Hall 3 + Hall 2B #212
[ ]
Thu 24 Apr midnight PDT — 2:30 a.m. PDT
 
Oral presentation: Oral Session 1A
Wed 23 Apr 7:30 p.m. PDT — 9 p.m. PDT

Abstract:

Enabling LLMs to improve their outputs by using more test-time compute is a critical step towards building self-improving agents that can operate on open-ended natural language. In this paper, we scale up inference-time computation in LLMs, with a focus on answering: if an LLM is allowed to use a fixed but non-trivial amount of inference-time compute, how much can it improve its performance on a challenging prompt? Answering this question has implications not only on performance, but also on the future of LLM pretraining and how to tradeoff inference-time and pre-training compute. Little research has attempted to understand the scaling behaviors of test-time inference methods, with current work largely providing negative results for a number of these strategies.
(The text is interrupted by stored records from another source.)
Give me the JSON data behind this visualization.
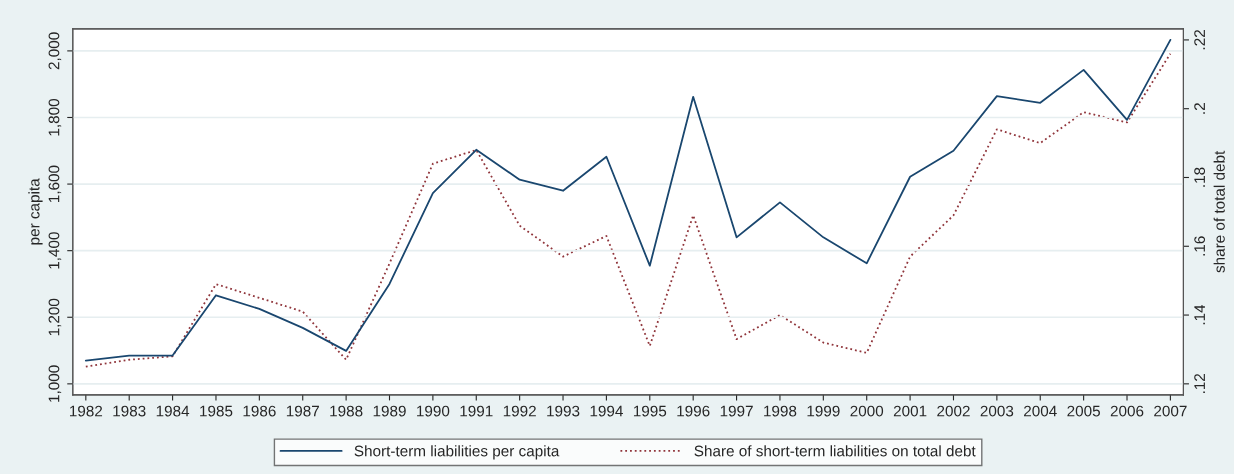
{
  "chart_data": {
    "type": "line",
    "categories": [
      "1982",
      "1983",
      "1984",
      "1985",
      "1986",
      "1987",
      "1988",
      "1989",
      "1990",
      "1991",
      "1992",
      "1993",
      "1994",
      "1995",
      "1996",
      "1997",
      "1998",
      "1999",
      "2000",
      "2001",
      "2002",
      "2003",
      "2004",
      "2005",
      "2006",
      "2007"
    ],
    "series": [
      {
        "name": "Short-term liabilities per capita",
        "color": "#1a476f",
        "line_style": "solid",
        "values": [
          1070,
          1085,
          1085,
          1266,
          1225,
          1168,
          1099,
          1300,
          1573,
          1703,
          1613,
          1580,
          1682,
          1355,
          1862,
          1440,
          1545,
          1440,
          1362,
          1622,
          1700,
          1864,
          1844,
          1943,
          1793,
          2033
        ]
      },
      {
        "name": "Share of short-term liabilities on total debt",
        "color": "#90353b",
        "line_style": "dotted",
        "axis": "y2",
        "values": [
          0.125,
          0.127,
          0.128,
          0.149,
          0.145,
          0.141,
          0.127,
          0.155,
          0.184,
          0.188,
          0.166,
          0.157,
          0.163,
          0.131,
          0.169,
          0.133,
          0.14,
          0.132,
          0.129,
          0.157,
          0.169,
          0.194,
          0.19,
          0.199,
          0.196,
          0.216
        ]
      }
    ],
    "ylabel": "per capita",
    "y2label": "share of total debt",
    "ylim": [
      967,
      2066
    ],
    "yticks": [
      {
        "value": 1000,
        "label": "1,000"
      },
      {
        "value": 1200,
        "label": "1,200"
      },
      {
        "value": 1400,
        "label": "1,400"
      },
      {
        "value": 1600,
        "label": "1,600"
      },
      {
        "value": 1800,
        "label": "1,800"
      },
      {
        "value": 2000,
        "label": "2,000"
      }
    ],
    "y2lim": [
      0.1168,
      0.2232
    ],
    "y2ticks": [
      {
        "value": 0.12,
        "label": ".12"
      },
      {
        "value": 0.14,
        "label": ".14"
      },
      {
        "value": 0.16,
        "label": ".16"
      },
      {
        "value": 0.18,
        "label": ".18"
      },
      {
        "value": 0.2,
        "label": ".2"
      },
      {
        "value": 0.22,
        "label": ".22"
      }
    ],
    "grid": "y",
    "legend": "bottom"
  }
}
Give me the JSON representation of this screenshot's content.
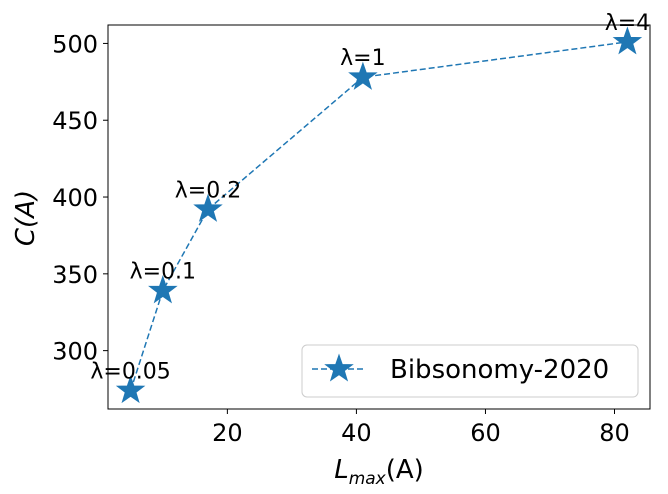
{
  "chart_data": {
    "type": "line",
    "xlabel_main": "L",
    "xlabel_sub": "max",
    "xlabel_suffix": "(A)",
    "ylabel": "C(A)",
    "xlim": [
      1.5,
      85.5
    ],
    "ylim": [
      262,
      512
    ],
    "xticks": [
      20,
      40,
      60,
      80
    ],
    "yticks": [
      300,
      350,
      400,
      450,
      500
    ],
    "grid": false,
    "legend_position": "lower-right",
    "series": [
      {
        "name": "Bibsonomy-2020",
        "color": "#1f77b4",
        "marker": "star",
        "linestyle": "dashed",
        "x": [
          5,
          10,
          17,
          41,
          82
        ],
        "y": [
          274,
          339,
          392,
          478,
          501
        ],
        "labels": [
          "λ=0.05",
          "λ=0.1",
          "λ=0.2",
          "λ=1",
          "λ=4"
        ]
      }
    ]
  }
}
In this work, we analyze two primary mechanisms to scale test-time computation: (1) searching against dense, process-based verifier reward models (PRMs); and (2) updating the model's distribution over a response adaptively, given the prompt at test time. We find that in both cases, the effectiveness of different approaches to scaling test-time compute critically varies depending on the difficulty of the prompt. This observation motivates applying a "compute-optimal" scaling strategy, which acts to, as effectively as possible, allocate test-time compute per prompt in an adaptive manner. Using this compute-optimal strategy, we can improve the efficiency of test-time compute scaling for math reasoning problems by more than 4x compared to a best-of-N baseline. Additionally, in a FLOPs-matched evaluation, we find that on problems where a smaller base model attains somewhat non-trivial success rates, test-time compute can be used to outperform a 14x larger model.